Applicability of hypergraph-based decomposition to Boolean, canalizing, and threshold node functions

Determine whether and how the hypergraph-based groupwise decomposition of node interaction functions, f_i(x_i, x_{∂i}) = g_i(x_i) + Σ_{c: i∈c} λ_c h_c(x_c), obtained by replacing an adjacency-matrix-based edgewise decomposition f_i(x_i, x_{∂i}) = g_i(x_i) + Σ_j W_{ij} h_{ij}(x_i, x_j) with a hypergraph parameterization, can be applied to models whose node functions are arbitrary Boolean functions, nested canalizing functions, or threshold functions. Clarify the conditions and constructions under which such a mapping is possible for these specific function classes.

Background

In contrasting graph-based and hypergraph-based parameterizations, the paper considers moving from an edgewise decomposition of node functions to a groupwise decomposition over hyperedges. While this replacement is straightforward for certain model classes, the authors note that extending it is not immediate in general.

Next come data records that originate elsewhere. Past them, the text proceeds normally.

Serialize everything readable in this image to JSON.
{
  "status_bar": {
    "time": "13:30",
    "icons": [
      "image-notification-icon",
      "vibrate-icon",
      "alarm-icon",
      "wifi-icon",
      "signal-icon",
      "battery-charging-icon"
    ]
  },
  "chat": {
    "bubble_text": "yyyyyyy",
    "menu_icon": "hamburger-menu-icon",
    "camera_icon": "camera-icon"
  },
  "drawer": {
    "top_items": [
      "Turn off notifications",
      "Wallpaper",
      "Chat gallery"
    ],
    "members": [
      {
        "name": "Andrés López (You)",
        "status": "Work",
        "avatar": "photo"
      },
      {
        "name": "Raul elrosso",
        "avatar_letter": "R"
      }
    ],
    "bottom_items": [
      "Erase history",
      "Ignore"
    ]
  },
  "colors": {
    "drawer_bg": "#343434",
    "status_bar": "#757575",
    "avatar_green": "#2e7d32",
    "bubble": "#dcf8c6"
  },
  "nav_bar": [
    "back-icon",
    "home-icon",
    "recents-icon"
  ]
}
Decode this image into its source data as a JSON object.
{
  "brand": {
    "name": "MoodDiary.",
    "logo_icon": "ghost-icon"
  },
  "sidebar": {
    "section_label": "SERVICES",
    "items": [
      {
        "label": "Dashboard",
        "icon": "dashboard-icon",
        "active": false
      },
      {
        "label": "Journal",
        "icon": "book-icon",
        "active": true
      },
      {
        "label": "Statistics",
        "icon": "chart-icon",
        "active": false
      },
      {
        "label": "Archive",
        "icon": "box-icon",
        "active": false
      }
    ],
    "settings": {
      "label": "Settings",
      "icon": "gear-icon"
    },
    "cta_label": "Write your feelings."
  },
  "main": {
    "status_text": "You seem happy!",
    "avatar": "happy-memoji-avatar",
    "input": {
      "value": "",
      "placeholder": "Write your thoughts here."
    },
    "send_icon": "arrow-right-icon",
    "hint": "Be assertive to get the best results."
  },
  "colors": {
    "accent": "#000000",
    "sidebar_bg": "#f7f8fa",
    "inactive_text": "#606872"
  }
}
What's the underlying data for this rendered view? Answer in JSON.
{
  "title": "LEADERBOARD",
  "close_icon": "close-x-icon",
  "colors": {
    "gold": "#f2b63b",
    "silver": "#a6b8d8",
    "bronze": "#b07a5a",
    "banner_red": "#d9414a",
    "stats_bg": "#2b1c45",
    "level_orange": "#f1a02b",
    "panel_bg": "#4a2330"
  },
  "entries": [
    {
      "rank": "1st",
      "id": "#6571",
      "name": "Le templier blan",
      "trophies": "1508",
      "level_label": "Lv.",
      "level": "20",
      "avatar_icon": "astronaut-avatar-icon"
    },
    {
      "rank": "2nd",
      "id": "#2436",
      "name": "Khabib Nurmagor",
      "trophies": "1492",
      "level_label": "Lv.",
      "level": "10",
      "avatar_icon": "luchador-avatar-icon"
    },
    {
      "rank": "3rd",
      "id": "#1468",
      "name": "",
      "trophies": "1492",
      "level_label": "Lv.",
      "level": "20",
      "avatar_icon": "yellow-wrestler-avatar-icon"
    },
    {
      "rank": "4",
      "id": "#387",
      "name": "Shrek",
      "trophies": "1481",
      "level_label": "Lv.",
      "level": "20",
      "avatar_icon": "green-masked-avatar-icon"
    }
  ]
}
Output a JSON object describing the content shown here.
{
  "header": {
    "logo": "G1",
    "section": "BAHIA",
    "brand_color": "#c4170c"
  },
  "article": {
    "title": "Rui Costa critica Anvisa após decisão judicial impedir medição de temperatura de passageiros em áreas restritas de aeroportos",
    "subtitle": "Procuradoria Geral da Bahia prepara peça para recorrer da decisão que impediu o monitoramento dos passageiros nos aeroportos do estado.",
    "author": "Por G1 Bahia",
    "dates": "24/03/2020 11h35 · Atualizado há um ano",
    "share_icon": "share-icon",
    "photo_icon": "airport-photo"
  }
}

Specifically, for node dynamics defined by general multivariate functions on neighborhoods (including historically important classes such as arbitrary Boolean functions, nested canalizing functions, and threshold functions), it is unclear how to realize the same functional form via a hypergraph summation over hyperedge terms. Establishing a concrete mapping would clarify the scope of hypergraph parameterizations and delineate when the hypergraph-based groupwise decomposition is applicable.